What inspires you? People who approach us for help are like everyone else. There are some who are grateful and others who are ungrateful. The best thing is when you manage to change someone’s situation so that they no longer need your help, but instead want to help others.

Valeriia Zhukova, Soft Paws

“It’s easier for me to buy feed for animals than to spend money on myself”

Valeriya Zhukova

When did you become a volunteer? It began when my husband and I started feeding cats in the street. It wasn’t a large-scale activity: we didn’t take animals home and didn’t look for homes for them. Later, my friend Natalya and I created the Soft Paws group on Facebook, which has now been running for more than three years.

What does volunteering mean to you? Natalya and I are volunteers out of the goodness of our hearts. We just cannot pass a sick or hungry animal. We feed cats and dogs every day.

I believe that every person is able to do this.
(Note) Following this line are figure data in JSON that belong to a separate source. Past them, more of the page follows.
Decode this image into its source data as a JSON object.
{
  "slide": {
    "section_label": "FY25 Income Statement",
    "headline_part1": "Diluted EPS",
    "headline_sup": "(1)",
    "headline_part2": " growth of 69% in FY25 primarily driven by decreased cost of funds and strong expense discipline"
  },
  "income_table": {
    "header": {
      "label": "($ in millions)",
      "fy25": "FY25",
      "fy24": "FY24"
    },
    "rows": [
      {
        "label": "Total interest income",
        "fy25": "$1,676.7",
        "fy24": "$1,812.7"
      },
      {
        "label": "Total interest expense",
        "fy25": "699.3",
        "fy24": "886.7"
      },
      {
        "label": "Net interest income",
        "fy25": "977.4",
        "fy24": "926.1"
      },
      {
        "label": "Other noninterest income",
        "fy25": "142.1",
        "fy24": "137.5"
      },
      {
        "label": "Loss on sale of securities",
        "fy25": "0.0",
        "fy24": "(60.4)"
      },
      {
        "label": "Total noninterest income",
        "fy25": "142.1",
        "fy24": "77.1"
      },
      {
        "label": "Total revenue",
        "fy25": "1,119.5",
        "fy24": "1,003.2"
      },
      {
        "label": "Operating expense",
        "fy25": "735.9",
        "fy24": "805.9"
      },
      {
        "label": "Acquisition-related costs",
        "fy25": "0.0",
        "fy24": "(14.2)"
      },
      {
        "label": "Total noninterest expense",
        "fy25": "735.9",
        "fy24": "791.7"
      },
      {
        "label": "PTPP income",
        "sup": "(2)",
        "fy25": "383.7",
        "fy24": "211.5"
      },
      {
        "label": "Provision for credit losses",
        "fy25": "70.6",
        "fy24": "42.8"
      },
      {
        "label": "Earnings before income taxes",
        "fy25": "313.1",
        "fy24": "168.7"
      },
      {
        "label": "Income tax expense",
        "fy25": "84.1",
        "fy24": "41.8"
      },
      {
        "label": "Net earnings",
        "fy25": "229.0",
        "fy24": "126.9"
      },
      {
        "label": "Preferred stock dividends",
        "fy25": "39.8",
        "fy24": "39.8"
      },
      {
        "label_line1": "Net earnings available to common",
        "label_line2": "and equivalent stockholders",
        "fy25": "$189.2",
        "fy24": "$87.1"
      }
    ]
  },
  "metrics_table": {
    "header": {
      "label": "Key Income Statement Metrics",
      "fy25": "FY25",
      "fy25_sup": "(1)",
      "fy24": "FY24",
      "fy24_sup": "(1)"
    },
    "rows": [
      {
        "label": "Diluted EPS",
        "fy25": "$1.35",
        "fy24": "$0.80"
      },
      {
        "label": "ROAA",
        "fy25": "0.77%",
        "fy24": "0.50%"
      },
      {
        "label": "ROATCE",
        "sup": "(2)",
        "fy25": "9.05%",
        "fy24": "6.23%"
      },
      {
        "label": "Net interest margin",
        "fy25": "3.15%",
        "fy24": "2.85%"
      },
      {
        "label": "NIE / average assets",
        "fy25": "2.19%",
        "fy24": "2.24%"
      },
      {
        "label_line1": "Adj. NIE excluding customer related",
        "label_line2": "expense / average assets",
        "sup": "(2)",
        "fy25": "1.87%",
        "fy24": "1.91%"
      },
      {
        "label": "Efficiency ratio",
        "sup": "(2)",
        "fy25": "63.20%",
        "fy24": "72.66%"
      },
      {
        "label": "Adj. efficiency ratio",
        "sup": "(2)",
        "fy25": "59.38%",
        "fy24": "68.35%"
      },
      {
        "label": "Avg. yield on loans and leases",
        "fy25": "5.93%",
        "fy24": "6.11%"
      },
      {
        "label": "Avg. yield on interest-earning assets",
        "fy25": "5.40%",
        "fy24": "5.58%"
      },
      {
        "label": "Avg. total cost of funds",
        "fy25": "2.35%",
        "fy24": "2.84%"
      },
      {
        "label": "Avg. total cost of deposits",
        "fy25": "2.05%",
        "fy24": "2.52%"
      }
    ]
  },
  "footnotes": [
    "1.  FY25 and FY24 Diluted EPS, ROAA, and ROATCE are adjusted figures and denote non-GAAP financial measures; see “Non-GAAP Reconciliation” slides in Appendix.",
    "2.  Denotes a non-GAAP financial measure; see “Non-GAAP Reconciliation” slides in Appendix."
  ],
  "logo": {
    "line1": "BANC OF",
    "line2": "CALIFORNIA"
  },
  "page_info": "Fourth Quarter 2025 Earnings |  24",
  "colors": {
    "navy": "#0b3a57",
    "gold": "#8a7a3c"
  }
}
Even if you cannot keep an animal in need, at least don’t pass it by – take it to a clinic or write a post and ask for help. Not everyone wants to do this because they think they can pass the buck. We are probably the people expected to take responsibility for that (laughs).


We feed, heal, spend time with and try to find a home for animals at our own expense. We have no regrets in doing what we do. It’s much easier for me to buy feed for animals than to spend money on myself.

What difficulties do you face? We often face difficulties taking care of the animals until we can find a home for them. We keep most of them at home to keep them off the streets. If there is a sick cat, it should be kept separately. But if I already have seven cats at home, then there is no sense in keeping them separate. Therefore, providing help through temporary care is the most important thing.

We face a lot of difficulties with money because we spend a great deal on treatment and some medicines are expensive – they can cost up to $100. That’s why we call on people in our Facebook group to help.

When the war started, many people who evacuated left their animals. At the beginning of March, I kept 31 kittens at home. So, the amount of work increased but the number of those willing to lend a hand did not.

How do you avoid burnout as a volunteer? Sometimes it can be a quiet week – no one takes animals home. You almost give up and want to cry. And other times, almost all the cats are taken. In April, someone even took an adult cat from me. I didn’t expect it – I was happy.


If it becomes difficult, then the first thing you need to do is cry and then it gets easier. After that, you calm down and get a grip of yourself. Natalya and I talk regularly and support one other – things are getting easier for us.

What inspires you? Seeing photos of the happy lives of our kitties who have found a new home.